8. Il résulte de ce qui précède que la commune de Cazouls-lès-Béziers n'est pas fondée à soutenir que c'est à tort que, par le jugement attaqué, le tribunal administratif de Montpellier a rejeté sa demande.
Sur les frais liés au litige :
9. L'Etat n'est pas la partie perdante dans la présente instance.

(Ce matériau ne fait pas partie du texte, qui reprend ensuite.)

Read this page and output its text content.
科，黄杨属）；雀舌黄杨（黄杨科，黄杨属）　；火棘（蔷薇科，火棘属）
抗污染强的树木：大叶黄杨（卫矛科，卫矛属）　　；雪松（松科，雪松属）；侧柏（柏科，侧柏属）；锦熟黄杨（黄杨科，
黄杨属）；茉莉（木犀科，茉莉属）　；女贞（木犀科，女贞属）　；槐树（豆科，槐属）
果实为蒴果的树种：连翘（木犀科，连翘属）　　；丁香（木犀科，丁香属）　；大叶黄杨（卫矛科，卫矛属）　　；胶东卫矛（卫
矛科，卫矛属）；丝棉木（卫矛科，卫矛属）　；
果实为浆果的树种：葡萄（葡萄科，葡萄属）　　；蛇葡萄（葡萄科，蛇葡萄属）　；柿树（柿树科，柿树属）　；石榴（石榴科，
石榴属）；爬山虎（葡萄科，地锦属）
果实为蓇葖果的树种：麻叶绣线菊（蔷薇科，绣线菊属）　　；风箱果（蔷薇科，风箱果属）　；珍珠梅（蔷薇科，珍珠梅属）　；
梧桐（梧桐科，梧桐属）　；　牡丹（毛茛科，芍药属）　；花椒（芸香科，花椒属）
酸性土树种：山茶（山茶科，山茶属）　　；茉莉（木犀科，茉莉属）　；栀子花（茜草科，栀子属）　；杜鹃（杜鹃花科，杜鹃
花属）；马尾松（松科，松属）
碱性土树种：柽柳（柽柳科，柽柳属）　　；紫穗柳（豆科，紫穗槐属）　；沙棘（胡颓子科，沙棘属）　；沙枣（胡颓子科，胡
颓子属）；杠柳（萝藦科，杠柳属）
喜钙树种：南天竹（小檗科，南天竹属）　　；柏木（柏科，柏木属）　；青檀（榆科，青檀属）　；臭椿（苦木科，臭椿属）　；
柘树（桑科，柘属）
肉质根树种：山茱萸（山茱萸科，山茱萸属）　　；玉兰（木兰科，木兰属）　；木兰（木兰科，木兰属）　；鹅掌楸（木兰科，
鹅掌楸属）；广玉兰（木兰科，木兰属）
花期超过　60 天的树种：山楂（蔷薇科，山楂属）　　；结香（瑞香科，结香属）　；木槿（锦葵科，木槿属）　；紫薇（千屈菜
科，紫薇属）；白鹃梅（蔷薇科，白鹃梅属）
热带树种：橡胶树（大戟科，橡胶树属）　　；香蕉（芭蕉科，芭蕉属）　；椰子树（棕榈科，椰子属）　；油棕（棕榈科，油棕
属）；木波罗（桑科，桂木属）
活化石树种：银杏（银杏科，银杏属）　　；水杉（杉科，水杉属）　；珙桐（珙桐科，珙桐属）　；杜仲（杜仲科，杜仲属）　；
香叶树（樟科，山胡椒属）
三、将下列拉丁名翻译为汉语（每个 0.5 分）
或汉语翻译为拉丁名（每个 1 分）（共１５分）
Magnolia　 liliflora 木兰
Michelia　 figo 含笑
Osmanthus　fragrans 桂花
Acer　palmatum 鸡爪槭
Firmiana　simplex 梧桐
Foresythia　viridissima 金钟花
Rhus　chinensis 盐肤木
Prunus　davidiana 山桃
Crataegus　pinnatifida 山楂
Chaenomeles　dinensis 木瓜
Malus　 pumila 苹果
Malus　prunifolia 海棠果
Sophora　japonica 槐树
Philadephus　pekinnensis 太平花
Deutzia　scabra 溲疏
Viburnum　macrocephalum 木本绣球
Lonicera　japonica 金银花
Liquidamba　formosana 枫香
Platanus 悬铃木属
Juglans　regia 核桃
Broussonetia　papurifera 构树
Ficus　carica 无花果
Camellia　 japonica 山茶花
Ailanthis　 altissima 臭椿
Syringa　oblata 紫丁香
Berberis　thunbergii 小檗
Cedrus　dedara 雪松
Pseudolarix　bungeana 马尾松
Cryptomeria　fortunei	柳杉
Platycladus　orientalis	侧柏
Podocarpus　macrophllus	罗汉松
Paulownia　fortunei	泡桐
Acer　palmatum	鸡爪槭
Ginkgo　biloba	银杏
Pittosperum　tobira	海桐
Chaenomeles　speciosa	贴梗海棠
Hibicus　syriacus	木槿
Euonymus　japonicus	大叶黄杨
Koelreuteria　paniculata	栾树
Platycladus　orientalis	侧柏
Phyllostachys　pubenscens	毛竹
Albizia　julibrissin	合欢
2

Il ne peut en conséquence être fait droit aux conclusions présentées par la commune de Cazouls-lès-Béziers sur le fondement de l'article L. 761-1 du code de justice administrative.
D É C I D E :
Article 1er : Il n'y a pas lieu de transmettre au Conseil d'Etat la question prioritaire de constitutionnalité soulevée par la commune de Cazouls-lès-Béziers.
Article 2 : La requête de la commune de Cazouls-lès-Béziers est rejetée.
Article 3 : Le présent arrêt sera notifié à la commune de Cazouls-lès-Béziers, au ministre de l'intérieur et à la ministre de la cohésion des territoires et des relations avec les collectivités territoriales.
Copie en sera adressée pour information au préfet de l'Hérault.
Délibéré après l'audience du 4 novembre 2019, où siégeaient :
- M. Bocquet, président,
- M. Marcovici, président assesseur,
- M. B..., premier conseiller.
Lu en audience publique le 18 novembre 2019.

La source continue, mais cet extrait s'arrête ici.